Rate My Professor Lasse Lensu

Lasse Lensu is a Professor of Machine Vision and Data Analysis at LUT University, Lappeenranta, Finland, affiliated with the Department of Computational Engineering and the Computer Vision and Pattern Recognition Laboratory. He earned his Doctor of Science in Technology (D.Sc. Tech.) degree in computer science and engineering from the Department of Information Technology at LUT University in 2002. Throughout his career at LUT, Lensu has focused his research on machine vision, computer vision, pattern recognition, machine learning, data analysis, artificial intelligence, and signal processing. His work spans diverse applications, including medical image analysis for diabetic retinopathy detection, retinal blood vessel segmentation, energy forecasting, automated plankton imaging, bubble detection in industrial processes, and explainable artificial intelligence. Lensu has played a pivotal role in technology transfer, contributing to the development of five spin-off companies originating from LUT University technologies.

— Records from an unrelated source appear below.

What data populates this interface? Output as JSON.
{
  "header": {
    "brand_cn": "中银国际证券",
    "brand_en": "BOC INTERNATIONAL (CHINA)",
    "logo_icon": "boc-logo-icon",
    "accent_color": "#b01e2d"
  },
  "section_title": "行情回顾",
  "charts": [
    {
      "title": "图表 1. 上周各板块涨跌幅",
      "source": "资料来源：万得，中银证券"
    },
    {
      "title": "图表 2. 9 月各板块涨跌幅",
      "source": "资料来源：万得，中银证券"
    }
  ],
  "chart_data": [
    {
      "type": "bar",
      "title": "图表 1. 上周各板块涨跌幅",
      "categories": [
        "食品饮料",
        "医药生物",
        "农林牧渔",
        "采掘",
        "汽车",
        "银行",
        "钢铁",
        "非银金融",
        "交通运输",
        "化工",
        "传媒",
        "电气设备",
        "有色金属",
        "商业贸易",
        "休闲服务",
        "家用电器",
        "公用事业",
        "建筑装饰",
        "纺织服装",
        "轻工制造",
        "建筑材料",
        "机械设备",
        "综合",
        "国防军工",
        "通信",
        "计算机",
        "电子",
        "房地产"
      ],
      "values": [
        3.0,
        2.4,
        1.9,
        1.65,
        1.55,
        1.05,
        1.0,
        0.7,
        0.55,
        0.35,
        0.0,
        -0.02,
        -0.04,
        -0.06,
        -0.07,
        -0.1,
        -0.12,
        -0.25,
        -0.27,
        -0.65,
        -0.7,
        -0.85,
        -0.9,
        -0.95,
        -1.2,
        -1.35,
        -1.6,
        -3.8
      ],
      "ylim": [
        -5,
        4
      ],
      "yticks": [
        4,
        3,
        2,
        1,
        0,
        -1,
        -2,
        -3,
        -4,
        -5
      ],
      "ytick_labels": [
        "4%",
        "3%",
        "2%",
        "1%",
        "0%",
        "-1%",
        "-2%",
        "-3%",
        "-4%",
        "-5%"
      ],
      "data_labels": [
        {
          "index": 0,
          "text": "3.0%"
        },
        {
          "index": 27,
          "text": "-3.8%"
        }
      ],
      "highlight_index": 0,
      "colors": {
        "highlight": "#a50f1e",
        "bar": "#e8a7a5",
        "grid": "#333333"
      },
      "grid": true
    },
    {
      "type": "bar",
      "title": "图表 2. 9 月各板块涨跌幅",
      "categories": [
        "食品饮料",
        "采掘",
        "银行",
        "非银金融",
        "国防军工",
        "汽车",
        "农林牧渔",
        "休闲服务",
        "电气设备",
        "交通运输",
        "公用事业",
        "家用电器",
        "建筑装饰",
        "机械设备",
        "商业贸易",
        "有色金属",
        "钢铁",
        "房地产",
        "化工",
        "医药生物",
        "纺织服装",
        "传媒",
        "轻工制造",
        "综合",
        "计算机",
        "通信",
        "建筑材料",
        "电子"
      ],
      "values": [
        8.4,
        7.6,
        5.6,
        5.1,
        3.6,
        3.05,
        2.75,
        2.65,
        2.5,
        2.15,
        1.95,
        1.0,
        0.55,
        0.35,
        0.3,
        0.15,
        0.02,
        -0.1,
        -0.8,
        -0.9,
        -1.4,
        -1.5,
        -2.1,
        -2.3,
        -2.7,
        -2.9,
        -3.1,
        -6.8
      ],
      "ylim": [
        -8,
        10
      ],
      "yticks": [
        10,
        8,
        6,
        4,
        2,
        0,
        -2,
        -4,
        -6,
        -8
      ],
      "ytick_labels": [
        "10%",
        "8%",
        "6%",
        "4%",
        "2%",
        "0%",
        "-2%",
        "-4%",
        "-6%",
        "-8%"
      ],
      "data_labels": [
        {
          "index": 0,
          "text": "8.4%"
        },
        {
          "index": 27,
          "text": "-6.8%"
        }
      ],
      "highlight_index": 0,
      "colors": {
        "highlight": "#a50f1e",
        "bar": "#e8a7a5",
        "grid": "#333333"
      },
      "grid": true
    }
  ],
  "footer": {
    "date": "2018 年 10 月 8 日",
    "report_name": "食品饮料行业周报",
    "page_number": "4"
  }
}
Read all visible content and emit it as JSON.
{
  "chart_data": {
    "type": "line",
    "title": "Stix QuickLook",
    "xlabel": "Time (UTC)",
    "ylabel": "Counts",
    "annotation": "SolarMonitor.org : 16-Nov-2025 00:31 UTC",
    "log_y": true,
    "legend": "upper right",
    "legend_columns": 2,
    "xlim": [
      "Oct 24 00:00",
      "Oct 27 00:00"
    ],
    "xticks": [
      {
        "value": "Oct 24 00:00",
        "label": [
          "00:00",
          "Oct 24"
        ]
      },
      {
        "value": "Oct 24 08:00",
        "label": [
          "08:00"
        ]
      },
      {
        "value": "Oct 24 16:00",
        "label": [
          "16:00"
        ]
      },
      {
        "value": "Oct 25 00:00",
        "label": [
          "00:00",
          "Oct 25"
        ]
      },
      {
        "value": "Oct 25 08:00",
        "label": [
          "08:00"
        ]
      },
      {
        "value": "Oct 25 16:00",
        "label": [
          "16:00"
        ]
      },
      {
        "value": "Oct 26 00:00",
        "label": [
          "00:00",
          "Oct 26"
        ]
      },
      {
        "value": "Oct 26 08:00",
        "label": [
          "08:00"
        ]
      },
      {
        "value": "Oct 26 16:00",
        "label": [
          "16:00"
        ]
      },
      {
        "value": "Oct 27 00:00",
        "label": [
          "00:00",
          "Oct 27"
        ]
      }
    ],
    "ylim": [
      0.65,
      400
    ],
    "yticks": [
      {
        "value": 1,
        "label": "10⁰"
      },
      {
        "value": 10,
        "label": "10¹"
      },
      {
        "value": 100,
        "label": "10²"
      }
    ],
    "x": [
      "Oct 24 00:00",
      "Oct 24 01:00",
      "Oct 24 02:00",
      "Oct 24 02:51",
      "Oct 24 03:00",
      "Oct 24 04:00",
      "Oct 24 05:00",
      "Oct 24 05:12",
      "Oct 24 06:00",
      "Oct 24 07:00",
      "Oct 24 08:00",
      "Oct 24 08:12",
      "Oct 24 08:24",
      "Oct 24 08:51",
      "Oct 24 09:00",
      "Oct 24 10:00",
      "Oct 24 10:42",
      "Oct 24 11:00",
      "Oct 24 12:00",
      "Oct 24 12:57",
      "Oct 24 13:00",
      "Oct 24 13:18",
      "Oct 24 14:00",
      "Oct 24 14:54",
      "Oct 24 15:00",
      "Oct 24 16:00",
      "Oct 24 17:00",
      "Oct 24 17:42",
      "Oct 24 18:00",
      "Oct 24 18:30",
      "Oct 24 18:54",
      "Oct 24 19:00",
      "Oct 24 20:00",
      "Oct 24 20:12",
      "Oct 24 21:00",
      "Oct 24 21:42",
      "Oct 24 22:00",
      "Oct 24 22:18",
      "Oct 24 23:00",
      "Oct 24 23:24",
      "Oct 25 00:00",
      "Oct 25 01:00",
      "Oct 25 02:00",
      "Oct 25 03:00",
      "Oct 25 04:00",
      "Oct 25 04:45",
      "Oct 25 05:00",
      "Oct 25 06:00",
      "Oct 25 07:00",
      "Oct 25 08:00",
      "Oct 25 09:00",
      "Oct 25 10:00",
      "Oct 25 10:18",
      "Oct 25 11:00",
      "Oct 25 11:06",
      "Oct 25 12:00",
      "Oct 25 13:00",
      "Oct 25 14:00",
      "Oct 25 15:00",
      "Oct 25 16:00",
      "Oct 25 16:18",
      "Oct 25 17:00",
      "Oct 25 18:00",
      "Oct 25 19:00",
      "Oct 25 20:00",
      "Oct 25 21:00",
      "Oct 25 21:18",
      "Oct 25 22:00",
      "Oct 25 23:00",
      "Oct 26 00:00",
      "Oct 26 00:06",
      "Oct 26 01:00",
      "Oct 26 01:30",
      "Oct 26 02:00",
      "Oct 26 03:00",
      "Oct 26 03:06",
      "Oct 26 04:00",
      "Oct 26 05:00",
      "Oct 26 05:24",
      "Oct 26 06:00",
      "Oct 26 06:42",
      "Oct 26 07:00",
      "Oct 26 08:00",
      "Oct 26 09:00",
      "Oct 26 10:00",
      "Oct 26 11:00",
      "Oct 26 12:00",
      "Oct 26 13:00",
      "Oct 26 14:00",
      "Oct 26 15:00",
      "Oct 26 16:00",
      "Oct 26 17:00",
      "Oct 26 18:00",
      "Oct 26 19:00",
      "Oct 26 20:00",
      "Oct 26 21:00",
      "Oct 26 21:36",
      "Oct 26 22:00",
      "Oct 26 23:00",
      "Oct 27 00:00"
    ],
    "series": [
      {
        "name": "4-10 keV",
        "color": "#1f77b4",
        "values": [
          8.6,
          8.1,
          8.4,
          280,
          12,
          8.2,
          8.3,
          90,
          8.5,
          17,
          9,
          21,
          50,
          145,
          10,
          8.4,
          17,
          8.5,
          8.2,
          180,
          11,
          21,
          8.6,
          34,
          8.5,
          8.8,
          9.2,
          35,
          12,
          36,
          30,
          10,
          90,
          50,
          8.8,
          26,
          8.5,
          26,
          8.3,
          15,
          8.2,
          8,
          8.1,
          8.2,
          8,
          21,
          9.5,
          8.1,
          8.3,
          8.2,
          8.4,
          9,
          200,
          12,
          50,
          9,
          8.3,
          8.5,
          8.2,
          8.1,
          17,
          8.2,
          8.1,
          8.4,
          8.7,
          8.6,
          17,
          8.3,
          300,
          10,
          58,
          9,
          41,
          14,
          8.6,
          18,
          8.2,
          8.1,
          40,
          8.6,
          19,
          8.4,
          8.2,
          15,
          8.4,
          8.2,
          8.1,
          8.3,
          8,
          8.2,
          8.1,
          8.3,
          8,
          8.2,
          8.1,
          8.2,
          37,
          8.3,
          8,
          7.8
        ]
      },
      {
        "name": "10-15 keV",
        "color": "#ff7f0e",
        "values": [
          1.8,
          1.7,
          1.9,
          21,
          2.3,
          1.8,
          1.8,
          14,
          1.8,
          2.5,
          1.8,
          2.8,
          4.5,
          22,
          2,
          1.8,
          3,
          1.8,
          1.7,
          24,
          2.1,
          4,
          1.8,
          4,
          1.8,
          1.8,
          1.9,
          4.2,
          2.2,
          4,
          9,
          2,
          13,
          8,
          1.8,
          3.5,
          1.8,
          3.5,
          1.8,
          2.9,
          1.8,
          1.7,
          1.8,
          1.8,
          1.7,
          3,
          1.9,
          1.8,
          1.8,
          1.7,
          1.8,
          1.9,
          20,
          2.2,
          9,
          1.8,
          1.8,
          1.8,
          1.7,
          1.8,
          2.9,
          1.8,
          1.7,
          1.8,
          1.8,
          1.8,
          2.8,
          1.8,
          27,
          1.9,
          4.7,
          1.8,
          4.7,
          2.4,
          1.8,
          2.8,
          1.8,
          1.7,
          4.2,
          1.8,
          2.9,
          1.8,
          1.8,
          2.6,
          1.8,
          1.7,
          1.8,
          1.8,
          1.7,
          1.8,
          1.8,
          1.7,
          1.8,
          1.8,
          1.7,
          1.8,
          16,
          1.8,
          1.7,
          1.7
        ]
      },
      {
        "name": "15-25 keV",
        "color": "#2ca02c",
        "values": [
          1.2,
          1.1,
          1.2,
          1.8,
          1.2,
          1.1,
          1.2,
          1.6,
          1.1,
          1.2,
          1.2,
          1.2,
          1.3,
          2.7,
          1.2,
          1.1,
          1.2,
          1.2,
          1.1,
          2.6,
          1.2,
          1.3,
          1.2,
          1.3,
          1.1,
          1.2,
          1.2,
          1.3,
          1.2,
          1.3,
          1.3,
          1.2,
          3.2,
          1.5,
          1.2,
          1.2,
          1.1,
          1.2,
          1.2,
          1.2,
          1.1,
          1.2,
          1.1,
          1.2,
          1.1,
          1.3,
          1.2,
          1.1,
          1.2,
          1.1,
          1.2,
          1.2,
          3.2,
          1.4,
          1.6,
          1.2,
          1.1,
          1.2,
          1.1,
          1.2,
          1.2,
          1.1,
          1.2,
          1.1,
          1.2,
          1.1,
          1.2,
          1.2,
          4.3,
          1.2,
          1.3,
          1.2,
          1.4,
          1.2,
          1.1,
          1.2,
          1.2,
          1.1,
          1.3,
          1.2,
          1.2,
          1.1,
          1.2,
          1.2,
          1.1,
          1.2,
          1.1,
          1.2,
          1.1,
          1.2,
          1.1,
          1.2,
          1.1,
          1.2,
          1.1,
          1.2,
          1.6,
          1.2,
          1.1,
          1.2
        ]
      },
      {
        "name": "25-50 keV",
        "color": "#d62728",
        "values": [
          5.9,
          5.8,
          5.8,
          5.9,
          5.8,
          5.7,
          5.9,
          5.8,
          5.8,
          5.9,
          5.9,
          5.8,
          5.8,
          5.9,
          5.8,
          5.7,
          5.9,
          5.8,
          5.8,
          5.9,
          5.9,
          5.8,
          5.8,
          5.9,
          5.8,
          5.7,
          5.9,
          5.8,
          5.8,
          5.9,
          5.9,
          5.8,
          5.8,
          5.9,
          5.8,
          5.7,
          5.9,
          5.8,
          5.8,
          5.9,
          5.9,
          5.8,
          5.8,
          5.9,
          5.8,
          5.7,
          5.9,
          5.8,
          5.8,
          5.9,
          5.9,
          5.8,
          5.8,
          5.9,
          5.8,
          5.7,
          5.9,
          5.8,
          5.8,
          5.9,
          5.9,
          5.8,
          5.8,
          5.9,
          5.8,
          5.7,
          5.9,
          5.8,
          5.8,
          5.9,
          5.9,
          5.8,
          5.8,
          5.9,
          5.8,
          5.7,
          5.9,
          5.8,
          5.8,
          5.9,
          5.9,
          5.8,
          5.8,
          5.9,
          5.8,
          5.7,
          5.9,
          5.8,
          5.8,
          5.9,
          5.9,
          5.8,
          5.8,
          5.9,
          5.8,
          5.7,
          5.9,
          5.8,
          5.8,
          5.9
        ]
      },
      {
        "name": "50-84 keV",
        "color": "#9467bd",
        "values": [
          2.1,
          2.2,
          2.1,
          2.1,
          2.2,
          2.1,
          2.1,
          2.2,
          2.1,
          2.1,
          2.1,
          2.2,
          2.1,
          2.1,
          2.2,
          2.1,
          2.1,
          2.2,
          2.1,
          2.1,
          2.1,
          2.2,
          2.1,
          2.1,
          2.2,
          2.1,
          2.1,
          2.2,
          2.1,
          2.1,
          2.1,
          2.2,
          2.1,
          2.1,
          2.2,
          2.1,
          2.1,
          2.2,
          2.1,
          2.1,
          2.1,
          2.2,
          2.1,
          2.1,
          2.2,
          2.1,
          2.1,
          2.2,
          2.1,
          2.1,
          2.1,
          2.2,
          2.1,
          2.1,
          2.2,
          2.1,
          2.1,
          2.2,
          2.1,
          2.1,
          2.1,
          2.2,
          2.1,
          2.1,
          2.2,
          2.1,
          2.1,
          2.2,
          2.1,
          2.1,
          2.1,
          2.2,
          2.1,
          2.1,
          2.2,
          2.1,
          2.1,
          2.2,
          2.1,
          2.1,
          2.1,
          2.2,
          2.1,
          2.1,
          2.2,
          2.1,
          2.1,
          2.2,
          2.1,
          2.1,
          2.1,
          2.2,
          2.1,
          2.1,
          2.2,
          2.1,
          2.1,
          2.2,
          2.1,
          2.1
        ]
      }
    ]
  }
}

Lensu's scholarly contributions are substantial, with over 3,473 citations on Google Scholar. He is renowned for creating benchmark databases that have become standards in the field, such as the DIARETDB1 diabetic retinopathy database and evaluation protocol (2007, British Machine Vision Conference, 1,269 citations) and DIARETDB0: evaluation database and methodology for diabetic retinopathy algorithms (2006, Machine Vision and Pattern Recognition Research Group, 451 citations). Other key publications include 'Assessing the performance of deep learning models for multivariate probabilistic energy forecasting' (Applied Energy, 2021, 123 citations), 'Deep Bayesian baseline for segmenting diabetic retinopathy lesions: Advances and challenges' (Computers in Biology and Medicine, 2021, 58 citations), 'Comparison of bubble detectors and size distribution estimators' (Pattern Recognition Letters, 2018, 65 citations), 'Survey of automatic plankton image recognition: challenges, existing solutions and future perspectives' (Artificial Intelligence Review, 2024, 61 citations), and 'Performance comparison of publicly available retinal blood vessel segmentation methods' (Computerized Medical Imaging and Graphics, 2017, 59 citations). These works have advanced computer-aided diagnosis in ophthalmology, probabilistic forecasting in energy systems, and automated analysis in marine and industrial imaging, demonstrating his broad influence in computational engineering and applied AI.